25 años de afirmación municipal y de agenda pendiente.

De entre los avances indudables que han jalonado los años de Constitución, el espacio local democrático ha sido, sin duda, una seña de identidad básica de este periodo. Nuestros pueblos y ciudades salieron del gris urbano, de la falta escandalosa de infraestructuras y servicios con el tesón y las grandes dosis de ilusión de las primeras corporaciones democráticas.

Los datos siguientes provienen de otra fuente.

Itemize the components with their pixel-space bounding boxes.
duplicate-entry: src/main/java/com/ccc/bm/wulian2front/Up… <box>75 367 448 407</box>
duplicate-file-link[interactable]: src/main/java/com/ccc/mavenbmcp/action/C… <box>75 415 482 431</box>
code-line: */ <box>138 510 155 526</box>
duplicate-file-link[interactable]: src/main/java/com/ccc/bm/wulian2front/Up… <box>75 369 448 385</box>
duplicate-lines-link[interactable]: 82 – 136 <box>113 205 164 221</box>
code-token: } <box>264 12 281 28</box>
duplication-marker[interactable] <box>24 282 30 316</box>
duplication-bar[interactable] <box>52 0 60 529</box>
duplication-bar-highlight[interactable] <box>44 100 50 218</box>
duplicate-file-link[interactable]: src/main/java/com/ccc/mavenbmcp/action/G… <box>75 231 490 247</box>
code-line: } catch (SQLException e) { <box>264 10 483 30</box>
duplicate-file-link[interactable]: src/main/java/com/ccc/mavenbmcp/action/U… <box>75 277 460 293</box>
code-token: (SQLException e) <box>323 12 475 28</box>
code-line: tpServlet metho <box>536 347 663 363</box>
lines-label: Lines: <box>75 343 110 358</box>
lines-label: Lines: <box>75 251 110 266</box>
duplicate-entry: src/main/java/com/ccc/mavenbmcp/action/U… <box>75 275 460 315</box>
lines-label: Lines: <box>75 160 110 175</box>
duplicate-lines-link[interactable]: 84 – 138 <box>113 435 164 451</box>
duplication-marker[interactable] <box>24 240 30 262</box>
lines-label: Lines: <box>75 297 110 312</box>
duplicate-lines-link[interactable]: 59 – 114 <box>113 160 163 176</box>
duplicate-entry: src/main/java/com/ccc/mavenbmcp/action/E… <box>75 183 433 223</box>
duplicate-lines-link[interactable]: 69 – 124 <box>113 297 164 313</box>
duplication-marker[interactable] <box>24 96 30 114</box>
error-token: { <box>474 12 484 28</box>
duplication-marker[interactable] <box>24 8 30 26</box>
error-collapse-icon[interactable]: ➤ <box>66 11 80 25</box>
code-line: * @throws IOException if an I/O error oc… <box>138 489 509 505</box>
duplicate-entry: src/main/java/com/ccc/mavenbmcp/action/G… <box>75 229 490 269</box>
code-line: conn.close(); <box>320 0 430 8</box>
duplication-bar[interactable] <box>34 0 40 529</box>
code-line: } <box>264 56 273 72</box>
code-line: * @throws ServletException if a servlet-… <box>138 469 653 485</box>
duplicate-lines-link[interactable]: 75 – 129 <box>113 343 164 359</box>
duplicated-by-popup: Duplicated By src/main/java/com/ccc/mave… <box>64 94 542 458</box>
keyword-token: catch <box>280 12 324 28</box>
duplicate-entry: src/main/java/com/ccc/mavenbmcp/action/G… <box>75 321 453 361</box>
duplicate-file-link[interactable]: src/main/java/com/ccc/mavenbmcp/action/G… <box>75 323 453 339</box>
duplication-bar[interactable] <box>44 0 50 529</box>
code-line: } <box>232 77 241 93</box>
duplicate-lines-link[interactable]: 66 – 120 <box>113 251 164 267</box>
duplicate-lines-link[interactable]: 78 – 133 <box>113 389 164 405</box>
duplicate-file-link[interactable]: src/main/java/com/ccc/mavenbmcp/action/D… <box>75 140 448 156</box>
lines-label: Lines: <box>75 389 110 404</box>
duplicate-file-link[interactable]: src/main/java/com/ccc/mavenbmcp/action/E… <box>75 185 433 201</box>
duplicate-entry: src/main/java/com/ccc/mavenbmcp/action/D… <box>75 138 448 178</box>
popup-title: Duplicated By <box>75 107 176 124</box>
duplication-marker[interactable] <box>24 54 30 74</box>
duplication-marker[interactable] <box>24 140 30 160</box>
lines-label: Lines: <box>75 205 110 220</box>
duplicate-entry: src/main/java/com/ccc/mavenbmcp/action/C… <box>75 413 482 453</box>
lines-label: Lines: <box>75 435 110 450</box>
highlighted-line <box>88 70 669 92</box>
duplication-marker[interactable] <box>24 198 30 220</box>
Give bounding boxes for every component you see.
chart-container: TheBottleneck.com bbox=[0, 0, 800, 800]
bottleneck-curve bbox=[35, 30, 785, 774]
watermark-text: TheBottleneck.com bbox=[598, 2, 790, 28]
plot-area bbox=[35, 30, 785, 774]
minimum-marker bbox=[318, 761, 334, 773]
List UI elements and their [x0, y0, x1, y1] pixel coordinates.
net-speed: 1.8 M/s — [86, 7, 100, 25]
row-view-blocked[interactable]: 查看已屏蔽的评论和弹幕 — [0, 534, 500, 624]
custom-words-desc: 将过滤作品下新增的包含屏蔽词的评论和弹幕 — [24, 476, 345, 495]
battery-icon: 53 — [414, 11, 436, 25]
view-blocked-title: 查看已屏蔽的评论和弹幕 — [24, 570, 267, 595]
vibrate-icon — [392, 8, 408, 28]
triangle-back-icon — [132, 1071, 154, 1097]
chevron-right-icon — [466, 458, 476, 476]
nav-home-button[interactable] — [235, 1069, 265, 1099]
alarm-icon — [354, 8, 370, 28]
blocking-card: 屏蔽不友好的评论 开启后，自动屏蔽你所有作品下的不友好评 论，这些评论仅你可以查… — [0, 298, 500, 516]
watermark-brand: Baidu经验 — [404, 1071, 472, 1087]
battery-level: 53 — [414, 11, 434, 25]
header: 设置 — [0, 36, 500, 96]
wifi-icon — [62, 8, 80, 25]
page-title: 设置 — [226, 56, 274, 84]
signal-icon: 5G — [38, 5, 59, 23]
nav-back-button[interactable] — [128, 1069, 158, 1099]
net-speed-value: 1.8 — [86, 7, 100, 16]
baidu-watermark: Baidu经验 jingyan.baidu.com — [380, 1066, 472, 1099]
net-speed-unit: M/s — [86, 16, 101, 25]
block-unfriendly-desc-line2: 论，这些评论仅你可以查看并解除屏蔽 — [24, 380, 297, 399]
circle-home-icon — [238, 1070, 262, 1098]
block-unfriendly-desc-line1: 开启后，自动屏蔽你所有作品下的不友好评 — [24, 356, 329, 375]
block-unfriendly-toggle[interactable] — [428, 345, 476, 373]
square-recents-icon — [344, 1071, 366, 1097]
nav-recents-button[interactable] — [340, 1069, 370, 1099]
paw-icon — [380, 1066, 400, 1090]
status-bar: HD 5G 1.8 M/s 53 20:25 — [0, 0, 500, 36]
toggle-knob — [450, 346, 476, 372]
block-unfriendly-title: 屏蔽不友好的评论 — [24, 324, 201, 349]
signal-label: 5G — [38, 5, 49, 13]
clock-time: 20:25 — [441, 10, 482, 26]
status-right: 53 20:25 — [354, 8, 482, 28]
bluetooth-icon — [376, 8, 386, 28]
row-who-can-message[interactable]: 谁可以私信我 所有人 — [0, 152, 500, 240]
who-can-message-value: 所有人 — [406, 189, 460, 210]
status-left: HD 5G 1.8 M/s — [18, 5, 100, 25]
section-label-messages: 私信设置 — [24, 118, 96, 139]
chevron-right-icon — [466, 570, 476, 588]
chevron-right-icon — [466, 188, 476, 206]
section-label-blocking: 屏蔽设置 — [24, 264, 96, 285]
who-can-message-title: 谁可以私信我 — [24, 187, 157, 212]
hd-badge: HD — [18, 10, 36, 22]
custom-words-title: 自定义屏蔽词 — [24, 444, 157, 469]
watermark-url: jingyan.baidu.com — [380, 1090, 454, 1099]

Los ayuntamientos fueron para el franquismo el primer mecanismo de control de un sistema que perseguía la libertad y asfixiaba las capacidades de desarrollo público del país. Desde el principio, tras las elecciones del 79, los alcaldes y concejales impulsaron el cambio profundo de estructuras sociales porque, si importantes han sido las transformaciones urbanísticas, no lo han sido menos las implicaciones de los gobiernos municipales en el reforzamiento del estado del bienestar.

La acción local ha crecido con los días y se ha impuesto una visión de proximidad que garantiza una solución más rápida, cercana y eficaz de los problemas de la sociedad. Sin embargo, no podemos obviar las dificultades y las carencias de todo este proceso de modernización del estado que ha descentralizado y ha creado un nuevo estatus institucional sin resolver la agenda local.

Durante estos 25 años han sido frecuentes las alusiones a la hora de los ayuntamientos

como expresión de la deuda política y financiera con el mundo local que tanto ha aportado a la adhesión democrática de la ciudadanía. Las proclamas, sin embargo, han dado escasos frutos prácticos, siempre lejos de las expectativas generadas por las sucesivas promesas en formas de pactos locales.

El desarrollo institucional del país no puede permitirse el lujo de este aplazamiento sine die del compromiso con los ayuntamientos para afianzar decisivamente el impulso democrático, la capacidad de participación de los ciudadanos, la autonomía local y el principio de subsidiaridad.

El ciclo político liderado por el PP ha sido especialmente frustrante por toda su visión recentralizadora y, sobre todo, incapaz de respetar la lealtad institucional .

Desde lo local se puede cambiar lo global porque los protagonistas son los ciudadanos con nombres y apellidos, con cara y ojos, lejos de las estadísticas frías que tantas veces definen los destinos.

La nueva oportunidad que se nos presenta no admite más dilaciones. Confiar en los ayuntamientos –darles más competencias y más financiación- es confiar en los ciudadanos, en su capacidad para decidir y para equivocarse si llega el caso.

Que las nuevas urgencias no arrinconen otra vez la ambición local, la frontera de la proximidad que fortalecerá las alas de la democracia.